Les édifices de spectacles romains, cirques, théâtres et amphithéâtres majoritairement, constituent des marqueurs bien connus d'une culture urbaine partagée que les Romains désignaient sous le nom d'urbanitas. Les spectacles, donnés dans le cadre des ludi qui rassemblaient toute la communauté des cités selon un calendrier partagé, ou bien à l'occasion de munera offerts par les élites urbaines au cours de leur carrière politique ou lors d'événements privés, rythmaient le quotidien de toutes les villes romaines et pouvaient drainer des spectateurs à l'échelle locale voire régionale. Courses de char, chasses et combats de gladiateurs, spectacles dramatiques (tragédie, comédie, mime, pantomime) et autres performances dites mineures qui pouvaient les accompagner sont assez bien documentés par les sources textuelles et iconographiques et connurent un succès populaire non démenti jusqu'à la fin de l'Antiquité. Les modalités précises de leur déploiement concret au sein des édifices conservés sont parfois plus difficiles à cerner archéologiquement, faute de traces matérielles toujours tangibles. 

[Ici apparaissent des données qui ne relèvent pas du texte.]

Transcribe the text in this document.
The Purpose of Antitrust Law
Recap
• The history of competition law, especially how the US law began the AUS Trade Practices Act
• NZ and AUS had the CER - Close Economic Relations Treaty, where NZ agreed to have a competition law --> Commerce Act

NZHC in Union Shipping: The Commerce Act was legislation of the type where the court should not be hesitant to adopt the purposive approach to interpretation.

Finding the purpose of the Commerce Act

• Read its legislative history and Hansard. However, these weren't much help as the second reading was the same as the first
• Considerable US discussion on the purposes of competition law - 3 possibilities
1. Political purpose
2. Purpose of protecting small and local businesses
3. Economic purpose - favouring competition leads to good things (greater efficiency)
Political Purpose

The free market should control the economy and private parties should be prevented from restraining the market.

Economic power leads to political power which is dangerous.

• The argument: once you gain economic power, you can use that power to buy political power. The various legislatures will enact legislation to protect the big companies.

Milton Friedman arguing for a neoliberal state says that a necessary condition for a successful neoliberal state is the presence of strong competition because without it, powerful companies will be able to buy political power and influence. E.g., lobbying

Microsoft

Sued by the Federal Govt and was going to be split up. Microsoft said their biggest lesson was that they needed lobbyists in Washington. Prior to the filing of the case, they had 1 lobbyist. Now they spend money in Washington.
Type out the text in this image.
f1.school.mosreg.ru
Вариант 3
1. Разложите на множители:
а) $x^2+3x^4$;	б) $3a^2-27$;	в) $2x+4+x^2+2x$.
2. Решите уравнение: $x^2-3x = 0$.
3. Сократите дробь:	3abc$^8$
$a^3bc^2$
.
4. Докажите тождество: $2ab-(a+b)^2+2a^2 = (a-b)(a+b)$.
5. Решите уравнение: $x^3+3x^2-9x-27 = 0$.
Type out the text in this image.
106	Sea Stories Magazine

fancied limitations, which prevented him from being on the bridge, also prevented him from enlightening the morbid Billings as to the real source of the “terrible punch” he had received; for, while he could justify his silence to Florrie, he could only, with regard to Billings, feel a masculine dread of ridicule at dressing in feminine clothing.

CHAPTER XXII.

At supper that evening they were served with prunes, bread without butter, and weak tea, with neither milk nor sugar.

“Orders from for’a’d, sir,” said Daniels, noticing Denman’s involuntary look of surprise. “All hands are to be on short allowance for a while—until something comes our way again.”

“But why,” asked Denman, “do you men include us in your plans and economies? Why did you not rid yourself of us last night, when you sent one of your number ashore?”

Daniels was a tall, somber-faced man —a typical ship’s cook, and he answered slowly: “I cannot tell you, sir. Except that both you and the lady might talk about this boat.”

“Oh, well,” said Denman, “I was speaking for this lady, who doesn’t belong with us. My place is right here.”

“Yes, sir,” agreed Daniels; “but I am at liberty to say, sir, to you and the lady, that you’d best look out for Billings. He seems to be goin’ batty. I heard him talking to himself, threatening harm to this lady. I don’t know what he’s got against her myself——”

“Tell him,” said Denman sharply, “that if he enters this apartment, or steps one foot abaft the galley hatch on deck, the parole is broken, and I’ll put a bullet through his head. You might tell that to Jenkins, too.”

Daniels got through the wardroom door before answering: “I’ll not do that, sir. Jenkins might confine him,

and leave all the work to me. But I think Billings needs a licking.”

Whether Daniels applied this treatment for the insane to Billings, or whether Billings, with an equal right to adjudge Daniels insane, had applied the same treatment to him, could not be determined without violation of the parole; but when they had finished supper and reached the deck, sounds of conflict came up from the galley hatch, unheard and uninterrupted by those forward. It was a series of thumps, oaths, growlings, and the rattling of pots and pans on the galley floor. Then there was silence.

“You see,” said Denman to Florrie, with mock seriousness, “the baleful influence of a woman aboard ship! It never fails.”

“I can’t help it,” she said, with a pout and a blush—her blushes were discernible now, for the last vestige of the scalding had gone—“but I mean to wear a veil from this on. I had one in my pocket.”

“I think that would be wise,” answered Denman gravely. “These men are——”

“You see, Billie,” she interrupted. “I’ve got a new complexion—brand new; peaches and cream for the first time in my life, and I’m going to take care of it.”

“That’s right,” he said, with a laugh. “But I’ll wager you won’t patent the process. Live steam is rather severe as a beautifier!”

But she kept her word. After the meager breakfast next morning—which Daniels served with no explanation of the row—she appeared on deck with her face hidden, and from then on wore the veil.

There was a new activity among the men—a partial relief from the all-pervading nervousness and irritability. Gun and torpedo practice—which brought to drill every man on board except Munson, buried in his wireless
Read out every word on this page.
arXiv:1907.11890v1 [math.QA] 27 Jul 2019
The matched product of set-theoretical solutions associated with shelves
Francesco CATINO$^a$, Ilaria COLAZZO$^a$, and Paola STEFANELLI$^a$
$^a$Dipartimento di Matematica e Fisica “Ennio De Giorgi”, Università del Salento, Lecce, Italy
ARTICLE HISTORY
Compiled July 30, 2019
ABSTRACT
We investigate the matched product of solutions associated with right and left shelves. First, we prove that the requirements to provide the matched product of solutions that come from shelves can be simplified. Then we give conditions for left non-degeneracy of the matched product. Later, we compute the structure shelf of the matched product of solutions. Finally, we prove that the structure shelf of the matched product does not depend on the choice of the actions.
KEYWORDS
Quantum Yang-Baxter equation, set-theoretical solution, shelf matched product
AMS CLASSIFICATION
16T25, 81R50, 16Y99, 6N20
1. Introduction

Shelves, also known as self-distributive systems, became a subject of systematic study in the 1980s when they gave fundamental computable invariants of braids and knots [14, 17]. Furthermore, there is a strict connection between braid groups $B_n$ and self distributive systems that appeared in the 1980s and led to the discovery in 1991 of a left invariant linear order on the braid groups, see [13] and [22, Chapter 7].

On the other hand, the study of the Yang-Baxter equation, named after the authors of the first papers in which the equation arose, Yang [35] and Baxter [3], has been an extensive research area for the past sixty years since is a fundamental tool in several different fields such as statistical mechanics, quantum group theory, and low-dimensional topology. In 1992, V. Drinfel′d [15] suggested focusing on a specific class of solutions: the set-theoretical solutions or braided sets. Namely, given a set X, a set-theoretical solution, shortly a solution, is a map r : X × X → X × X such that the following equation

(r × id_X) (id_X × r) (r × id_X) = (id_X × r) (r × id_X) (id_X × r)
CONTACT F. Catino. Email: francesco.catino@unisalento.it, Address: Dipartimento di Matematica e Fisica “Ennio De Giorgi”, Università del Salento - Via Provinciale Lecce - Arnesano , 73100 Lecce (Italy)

Mais ce qui nous intéressera ici n'est pas tant le fonctionnement des édifices pour l'accueil de ces spectacles et de leurs acteurs comme de leurs spectateurs, mais plutôt leurs usages comme espaces publics, au quotidien. Relevant d'un statut juridique particulier, qui les maintenait hors de toute propriété privée comme publique, ils constituaient des infrastructures pérennes que les cités se devaient de gérer sur le long terme, même après la prise en charge éventuelle de leur construction ou de leurs rénovations par des évergètes privés. L'archéologie permet parfois de prouver que leurs structures imposantes, en particulier les espaces aménagés dans les substructions qui pouvaient soutenir la pente des gradins, pouvaient effectivement rester ouvertes en dehors des spectacles. Elles pouvaient être mobilisées, officiellement ou de manière plus spontanée, pour d'autres activités plus quotidiennes : rassemblements ou réunions, commerce, promenades et loisirs, accès à l'ombre, à des fontaines ou à des latrines etc. Bien sûr, avec le déclin des spectacles à la fin de l'Antiquité, ces pratiques d'appropriation des différents espaces de ces monuments pour d'autres usages se multiplièrent. 

L'analyse fine des structures bâties, des inscriptions officielles ou des graffiti lorsqu'ils sont conservés, ou encore du décor voire du mobilier parfois retrouvé dans les édifices de spectacles permet de s'interroger sur la vie quotidienne des édifices de spectacles : qui les fréquentait en dehors du public des spectacles ? qu'y faisait-on lorsqu'ils n'accueillaient pas ces grands rassemblements ? Comment les cités pouvaient-elles « rentabiliser » ces structures tout le reste de l'année ? Comment leurs habitantes et habitants investissaient-ils ces espaces publics en usagers et non seulement en spectateurs ? 

Les intervenants de cette session chercheront à mettre en commun leurs réflexions sur ces questions à travers des études de cas issus de contextes particulièrement bien préservés ou encore par le biais d'enquêtes synthétiques ciblées sur tel ou tel aspect des usages « indirects » de ces édifices incontournables des villes romaines, trop souvent considérés uniquement pour leur fonction spectaculaire. On se placera ainsi dans une perspective d'anthropologie des espaces publics urbains, centrée non seulement sur les commanditaires et institutions régulatrices, mais aussi sur l'investissement des lieux publics par leurs usagers.